Et ses obligations ne font qu’augmenter. Au cours de la sixième période des CEE, qui s’étale du 1er janvier 2026 au 31 décembre 2030, les obligations annuelles d’économies d’énergie que doivent réaliser les distributeurs d’énergie augmentent de 27% et passent de 825 à 1.050 TWh. Mais pour quels résultats ?
Car les CEE sont dans les faits un dispositif très inefficace qui confine au gaspillage d’argent public. Coût élevé pour les consommateurs, économies d’énergie surévaluées, fraudes massives… Au point que la Cour des comptes recommande sa suppression ! La Cour des comptes qui qualifie les CEE de « quasi-taxe » estimait en 2024 que leur coût moyen annuel était de 164 euros pour un ménage en 2023. Et selon Que Choisir, près de 40% des CEE délivrés ne correspondent pas à des économies d’énergie réelles directes.

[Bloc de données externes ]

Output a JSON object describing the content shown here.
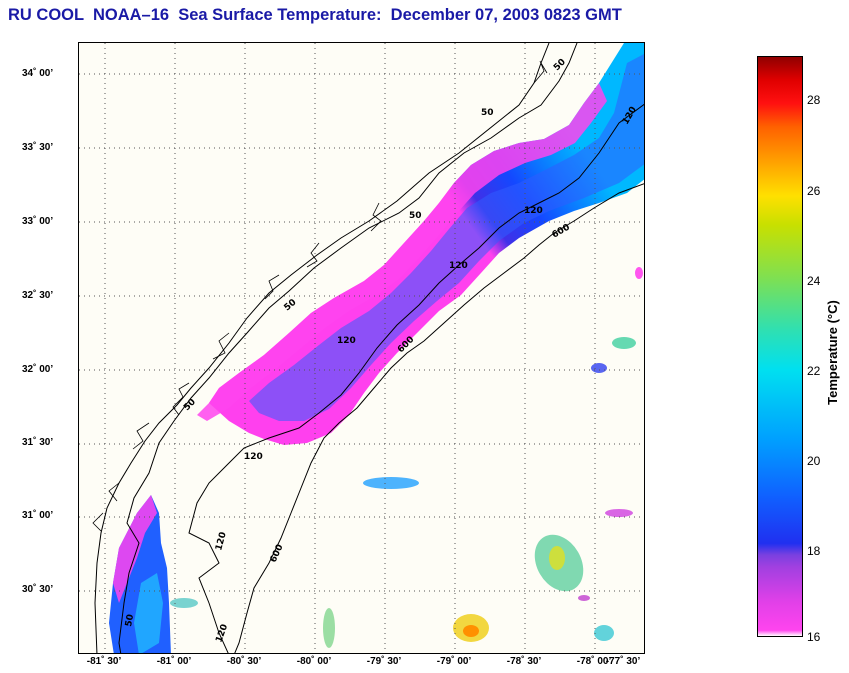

La politique énergétique financée hors budget de l’Etat
Mais les Certificats d’économies ont un immense mérite aux yeux des derniers gouvernements. Ils fonctionnent hors du budget de l’État et sont payés directement par le consommateur dans un pays surendetté, incapable d’équilibrer le moindre budget et de réduire ses dépenses. C’est ainsi le consommateur qui finance directement la politique énergétique décidée par le gouvernement via ses factures. Voilà pourquoi l’enveloppe des CEE passe de 6 milliards d’euros en 2025 à 8 milliards en 2026. Et ce n’est qu’un début… Elle pourrait atteindre 15 milliards par an dans quelques années.L’État lance ainsi de grands programmes d’économies d’énergie et de décarbonation qu’il ne finance pas. Un dispositif caractéristique de la technocratie française qui est à la fois complexe, coûteux et d’une efficacité douteuse.
Des performances gonflées à l’hélium
Mais les gouvernements adorent mettre en avant les CEE pour atteindre les objectifs européens d’économies d’énergie et leur attribuent un gain extraordinaire de 24 TWh par an, 1,5% de la consommation d’énergie du pays. Des chiffres qui sont totalement faux ! Avec de telles performances, la consommation d’énergie des logements aurait dû baisser de plus de 25% depuis 2014 grâce aux seuls CEE… Elle n’a diminué que d’environ 5%.
Jusqu’à aujourd’hui, les CEE concernaient surtout le logement qui concentre les deux-tiers des primes CEE qui cumulées aux aides MaPrimRénov’ représentent un total de près de 5 milliards d’euros par an, principalement pour l’isolation des combles et les changements de chauffage.